Facundo Krüger

Personal information
- Full name: Facundo Nicolás Krüger
- Date of birth: 5 June 2000 (age 25)
- Place of birth: Ezeiza, Buenos Aires, Argentina
- Height: 1.84 m (6 ft 0 in)
- Position: Striker

Team information
- Current team: Temperley

Youth career
- 2012–2015: Arsenal de Sarandí
- 2015–2016: Deportivo Camioneros [es]
- 2016–2017: Tristán Suárez
- 2018: Cañuelas

Senior career*
- Years: Team / Apps / (Gls)
- 2018–2024: Cañuelas / 66 / (14)
- 2021: → Deportes Valdivia (loan) / 10 / (0)
- 2023: → Temperley (loan) / 27 / (5)
- 2024–: Temperley / 27 / (1)
- 2024–2025: → Barracas Central (loan) / 1 / (0)

= Facundo Krüger =

Argentine footballer

Facundo Nicolás Krüger (born 5 June 2000) is an Argentine footballer who plays as a striker for Temperley.

==Club career==
Born in Ezeiza, Buenos Aires, Argentina, Krüger was with Arsenal de Sarandí, Deportivo Camioneros and Tristán Suárez before joining Cañuelas in February 2018. In November of the same year, he made his debut with the first team against Deportivo Armenio under Roberto Sosa.
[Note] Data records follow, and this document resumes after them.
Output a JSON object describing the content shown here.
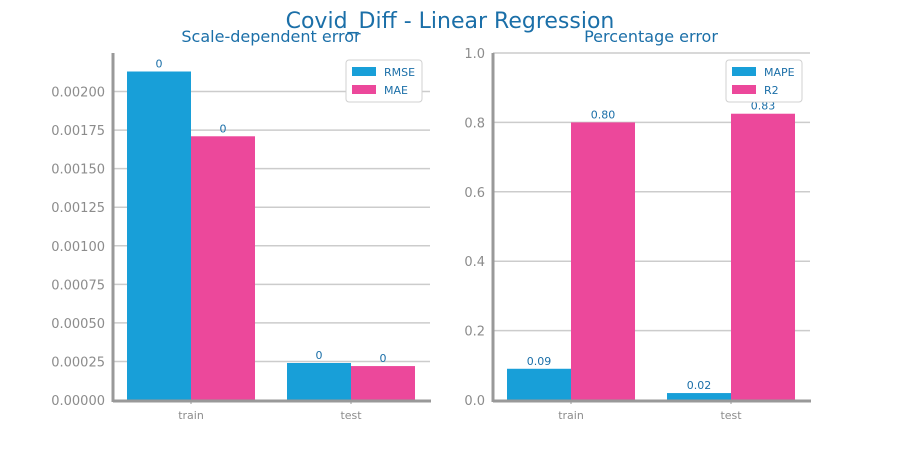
{
  "title": "Covid_Diff - Linear Regression",
  "colors": {
    "series_a": "#189fd8",
    "series_b": "#ec489b",
    "axis": "#999999",
    "grid": "#cccccc"
  },
  "chart_data": [
    {
      "type": "bar",
      "title": "Scale-dependent error",
      "categories": [
        "train",
        "test"
      ],
      "series": [
        {
          "name": "RMSE",
          "values": [
            0.00213,
            0.00024
          ],
          "labels": [
            "0",
            "0"
          ]
        },
        {
          "name": "MAE",
          "values": [
            0.00171,
            0.00022
          ],
          "labels": [
            "0",
            "0"
          ]
        }
      ],
      "ylim": [
        0,
        0.00225
      ],
      "yticks": [
        0,
        0.00025,
        0.0005,
        0.00075,
        0.001,
        0.00125,
        0.0015,
        0.00175,
        0.002
      ],
      "ytick_labels": [
        "0.00000",
        "0.00025",
        "0.00050",
        "0.00075",
        "0.00100",
        "0.00125",
        "0.00150",
        "0.00175",
        "0.00200"
      ],
      "legend": "top-right",
      "grid": "y"
    },
    {
      "type": "bar",
      "title": "Percentage error",
      "categories": [
        "train",
        "test"
      ],
      "series": [
        {
          "name": "MAPE",
          "values": [
            0.09,
            0.02
          ],
          "labels": [
            "0.09",
            "0.02"
          ]
        },
        {
          "name": "R2",
          "values": [
            0.8,
            0.825
          ],
          "labels": [
            "0.80",
            "0.83"
          ]
        }
      ],
      "ylim": [
        0,
        1.0
      ],
      "yticks": [
        0,
        0.2,
        0.4,
        0.6,
        0.8,
        1.0
      ],
      "ytick_labels": [
        "0.0",
        "0.2",
        "0.4",
        "0.6",
        "0.8",
        "1.0"
      ],
      "legend": "top-right",
      "grid": "y"
    }
  ]
}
He scored the goal with which Cañuelas won the 2019 Apertura of the Primera C. He also was a member of the squad that got promotion to the Primera B Metropolitana in the 2020 Transición of the Primera C.

In March 2021, he was loaned out to Chilean club Deportes Valdivia.

In the 2023 season, he was loaned out to Temperley with an option to buy. After his loan ended, he was permanently transferred to Temperley on a deal for three years.

On 29 June 2024, he joined Barracas Central on loan.

==Personal life==
As a youth player of Tristán Suárez in 2016, he suffered a serious car accident and a trimalleolar fracture. He returned to play in 2018.

His father, Héctor Peteco Krüger, played for Cañuelas at the end of the 1990s.